Thursday 16 February 2017

Nunn's tenure at the National and the perhaps unhelpful binary of new/old work

This is a quick response post on the article published today in The Stage where Trevor Nunn said that the ‘National Theatre has duty to both new work and classics’. His comment is in response to Michael Billington’s article, my thoughts on which can be partly read here.

So, I realise Trevor Nunn’s time as Artistic Director of the National was quite controversial. This is mainly because it is seen that he upped the amount of commercial productions staged, especially musicals, with some not liking that public money helped to fund My Fair Lady which went on to have commercial gains. However, he did achieve a balance between the amount of revivals and new plays he staged between 1997 and 2003. There were just under 50 new works staged at the NT under his time as AD, including Patrick Marber’s Closer, Tanika Gupta’s The Waiting Room and a world premiere of a Tennessee Williams’ play, Not About Nightingales. There were roughly 40 revivals (if anything slightly less than the amount of new work), including A Streetcar Named Desire, No Man’s Land and The Duchess of Malfi. I should note that about nine of these were Shakespeare plays which Billington excludes from his thoughts on revivals. But overall, it is quite a healthy balance.

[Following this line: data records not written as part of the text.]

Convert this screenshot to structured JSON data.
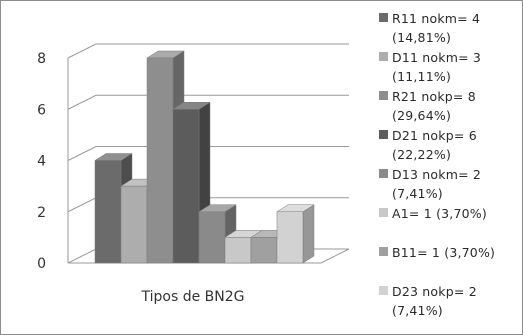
{
  "chart_data": {
    "type": "bar",
    "variant": "3d-clustered-column",
    "xlabel": "Tipos de BN2G",
    "ylabel": "",
    "ylim": [
      0,
      8
    ],
    "yticks": [
      "0",
      "2",
      "4",
      "6",
      "8"
    ],
    "grid": true,
    "legend_position": "right",
    "series": [
      {
        "name": "R11 nokm= 4 (14,81%)",
        "value": 4,
        "color": "#6b6b6b"
      },
      {
        "name": "D11 nokm= 3 (11,11%)",
        "value": 3,
        "color": "#adadad"
      },
      {
        "name": "R21 nokp= 8 (29,64%)",
        "value": 8,
        "color": "#8e8e8e"
      },
      {
        "name": "D21 nokp= 6 (22,22%)",
        "value": 6,
        "color": "#5c5c5c"
      },
      {
        "name": "D13 nokm= 2 (7,41%)",
        "value": 2,
        "color": "#8a8a8a"
      },
      {
        "name": "A1= 1 (3,70%)",
        "value": 1,
        "color": "#c8c8c8"
      },
      {
        "name": "B11= 1 (3,70%)",
        "value": 1,
        "color": "#a0a0a0"
      },
      {
        "name": "D23 nokp= 2 (7,41%)",
        "value": 2,
        "color": "#d2d2d2"
      }
    ]
  }
}
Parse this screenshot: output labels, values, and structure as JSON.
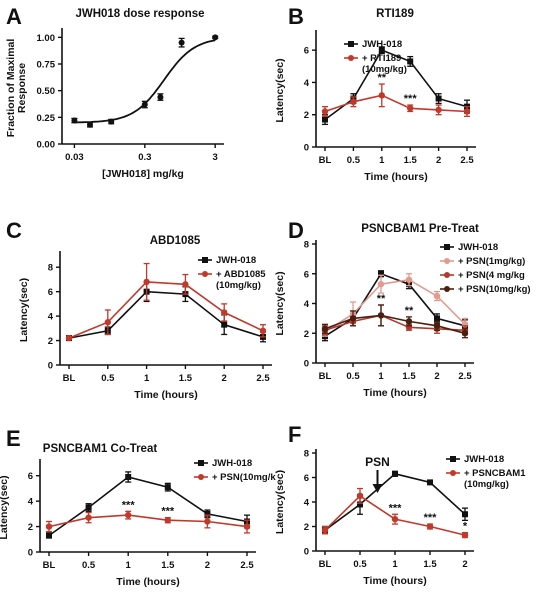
{
  "chart_data": [
    {
      "panel": "A",
      "type": "scatter",
      "title": "JWH018 dose response",
      "xlabel": "[JWH018] mg/kg",
      "ylabel": "Fraction of Maximal Response",
      "x_scale": "log",
      "xlim": [
        0.02,
        4
      ],
      "ylim": [
        0,
        1.05
      ],
      "x_ticks": [
        0.03,
        0.3,
        3
      ],
      "x_tick_labels": [
        "0.03",
        "0.3",
        "3"
      ],
      "y_ticks": [
        0,
        0.25,
        0.5,
        0.75,
        1
      ],
      "y_tick_labels": [
        "0.00",
        "0.25",
        "0.50",
        "0.75",
        "1.00"
      ],
      "series": [
        {
          "color": "#111111",
          "x": [
            0.03,
            0.05,
            0.1,
            0.3,
            0.5,
            1.0,
            3.0
          ],
          "y": [
            0.22,
            0.18,
            0.21,
            0.37,
            0.44,
            0.95,
            1.0
          ],
          "err": [
            0.02,
            0.02,
            0.02,
            0.03,
            0.03,
            0.04,
            0.01
          ]
        }
      ],
      "fit": {
        "type": "sigmoid",
        "bottom": 0.2,
        "top": 1.0,
        "log_ec50": -0.25,
        "hill": 2.0
      }
    },
    {
      "panel": "B",
      "type": "line",
      "title": "RTI189",
      "xlabel": "Time (hours)",
      "ylabel": "Latency(sec)",
      "categories": [
        "BL",
        "0.5",
        "1",
        "1.5",
        "2",
        "2.5"
      ],
      "ylim": [
        0,
        7
      ],
      "y_ticks": [
        0,
        2,
        4,
        6
      ],
      "series": [
        {
          "name": "JWH-018",
          "color": "#111111",
          "values": [
            1.7,
            3.0,
            6.0,
            5.3,
            3.0,
            2.5
          ],
          "err": [
            0.3,
            0.3,
            0.2,
            0.3,
            0.3,
            0.4
          ]
        },
        {
          "name": "+ RTI189 (10mg/kg)",
          "color": "#c0392b",
          "values": [
            2.2,
            2.8,
            3.2,
            2.4,
            2.3,
            2.2
          ],
          "err": [
            0.3,
            0.3,
            0.7,
            0.2,
            0.3,
            0.3
          ]
        }
      ],
      "annotations": [
        {
          "x": "1",
          "text": "**"
        },
        {
          "x": "1.5",
          "text": "***"
        }
      ]
    },
    {
      "panel": "C",
      "type": "line",
      "title": "ABD1085",
      "xlabel": "Time (hours)",
      "ylabel": "Latency(sec)",
      "categories": [
        "BL",
        "0.5",
        "1",
        "1.5",
        "2",
        "2.5"
      ],
      "ylim": [
        0,
        9
      ],
      "y_ticks": [
        0,
        2,
        4,
        6,
        8
      ],
      "series": [
        {
          "name": "JWH-018",
          "color": "#111111",
          "values": [
            2.2,
            2.8,
            6.0,
            5.8,
            3.3,
            2.3
          ],
          "err": [
            0.1,
            0.3,
            0.8,
            0.6,
            0.8,
            0.4
          ]
        },
        {
          "name": "+ ABD1085 (10mg/kg)",
          "color": "#c0392b",
          "values": [
            2.2,
            3.5,
            6.8,
            6.6,
            4.3,
            2.8
          ],
          "err": [
            0.1,
            1.0,
            1.5,
            0.8,
            0.7,
            0.5
          ]
        }
      ]
    },
    {
      "panel": "D",
      "type": "line",
      "title": "PSNCBAM1 Pre-Treat",
      "xlabel": "Time (hours)",
      "ylabel": "Latency(sec)",
      "categories": [
        "BL",
        "0.5",
        "1",
        "1.5",
        "2",
        "2.5"
      ],
      "ylim": [
        0,
        8
      ],
      "y_ticks": [
        0,
        2,
        4,
        6,
        8
      ],
      "series": [
        {
          "name": "JWH-018",
          "color": "#111111",
          "values": [
            1.8,
            3.0,
            6.0,
            5.3,
            3.0,
            2.5
          ],
          "err": [
            0.3,
            0.3,
            0.2,
            0.3,
            0.3,
            0.4
          ]
        },
        {
          "name": "+ PSN(1mg/kg)",
          "color": "#e39a8e",
          "values": [
            2.1,
            3.3,
            5.3,
            5.6,
            4.5,
            2.6
          ],
          "err": [
            0.3,
            0.8,
            0.6,
            0.4,
            0.3,
            0.4
          ]
        },
        {
          "name": "+ PSN(4 mg/kg",
          "color": "#b03a2e",
          "values": [
            2.2,
            2.8,
            3.2,
            2.4,
            2.3,
            2.2
          ],
          "err": [
            0.3,
            0.3,
            0.7,
            0.2,
            0.3,
            0.3
          ]
        },
        {
          "name": "+ PSN(10mg/kg)",
          "color": "#4a1f10",
          "values": [
            2.3,
            3.0,
            3.2,
            2.8,
            2.5,
            2.0
          ],
          "err": [
            0.3,
            0.5,
            0.7,
            0.3,
            0.3,
            0.3
          ]
        }
      ],
      "annotations": [
        {
          "x": "1",
          "text": "**"
        },
        {
          "x": "1.5",
          "text": "**"
        }
      ]
    },
    {
      "panel": "E",
      "type": "line",
      "title": "PSNCBAM1 Co-Treat",
      "xlabel": "Time (hours)",
      "ylabel": "Latency(sec)",
      "categories": [
        "BL",
        "0.5",
        "1",
        "1.5",
        "2",
        "2.5"
      ],
      "ylim": [
        0,
        7
      ],
      "y_ticks": [
        0,
        2,
        4,
        6
      ],
      "series": [
        {
          "name": "JWH-018",
          "color": "#111111",
          "values": [
            1.3,
            3.5,
            5.9,
            5.1,
            3.0,
            2.4
          ],
          "err": [
            0.2,
            0.3,
            0.4,
            0.3,
            0.3,
            0.5
          ]
        },
        {
          "name": "+ PSN(10mg/k",
          "color": "#c0392b",
          "values": [
            2.0,
            2.7,
            2.9,
            2.5,
            2.4,
            2.0
          ],
          "err": [
            0.4,
            0.4,
            0.3,
            0.2,
            0.5,
            0.5
          ]
        }
      ],
      "annotations": [
        {
          "x": "1",
          "text": "***"
        },
        {
          "x": "1.5",
          "text": "***"
        }
      ]
    },
    {
      "panel": "F",
      "type": "line",
      "title": "",
      "xlabel": "Time (hours)",
      "ylabel": "Latency(sec)",
      "categories": [
        "BL",
        "0.5",
        "1",
        "1.5",
        "2"
      ],
      "ylim": [
        0,
        8
      ],
      "y_ticks": [
        0,
        2,
        4,
        6,
        8
      ],
      "series": [
        {
          "name": "JWH-018",
          "color": "#111111",
          "values": [
            1.7,
            3.8,
            6.3,
            5.6,
            3.0
          ],
          "err": [
            0.3,
            0.8,
            0.2,
            0.1,
            0.5
          ]
        },
        {
          "name": "+ PSNCBAM1 (10mg/kg)",
          "color": "#c0392b",
          "values": [
            1.7,
            4.5,
            2.6,
            2.0,
            1.3
          ],
          "err": [
            0.3,
            0.6,
            0.4,
            0.2,
            0.2
          ]
        }
      ],
      "annotations": [
        {
          "x": "1",
          "text": "***"
        },
        {
          "x": "1.5",
          "text": "***"
        },
        {
          "x": "2",
          "text": "*"
        }
      ],
      "marker_text": "PSN",
      "marker_at": "0.75"
    }
  ]
}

But Nunn was AD for a shorter time than (I imagine) Norris is hoping to be at the National and so Norris’ longer term plans might be different. What’s more, to reiterate what I said in my last blog post on this, Norris is staging revivals this year including work by Shakespeare, Kushner and Sondheim, and has staged many revivals so far in his tenure. Also, I agree with what one writer said (I forget which), that in a time of potential political turbulence regarding Brexit and Trump, our National Theatre should be leading the way with work that that helps us understand the changing politics – although revivals can do this as well, Hytner’s production of Henry V is often a popular example of that.

My main point though is that this new obsession with the binary of ‘new/ old work’ is a possibly problematic view of how theatre is and should be made. During Nunn’s tenure, he staged about 20 works based on old texts given new versions, such as Ostrovsky’s The Forest (1871) in a new version by Ayckbourn, The Villains’ Opera based on John Gay’s The Beggar’s Opera (1728) and Brecht’s The Good Woman of Setzuan (1940-43) in a new version by Tanika Gupta. Norris has done similar things with Marber’s Three Days in the Country, after Turgenev’s A Month in the Country, Marber’s new version of Hedda Gabler and Suhayla El-Bushra’s The Suicide after Erdman. Billington’s views, in my opinion, come with an underlying belief that the writer is autonomous and highly regarded. This is perhaps an old-fashioned way of looking at theatre making. Rather than the black and white Venn Diagram sort of programming that only sees productions on terms of whether they are old or new, isn’t it better to also remember how they can be based on older texts even if they are reworked to a more contemporary style and practice? I don’t know how planning a season at the National works (but I imagine it’s difficult!) but I imagine a lot of different boxes have to ticked and many quotas met. I’d prefer for the NT to carry on trying to concentrate on whether diversity (and all of the many things which that word encompasses) is being achieved rather than strictly having to ensure that they are balancing the amount of old work and the amount of new work that they are producing.

The National Theatre do have a duty to stage both classics and new work, which I personally think they are achieving, but thinking of their productions in a more fluid way rather than just the black and white terms of ‘is it new or is it old?’ might help how we see and approach theatre-making to move forward.

I have been referring to Daniel Rosenthal’s tome The National Theatre Story for statistics.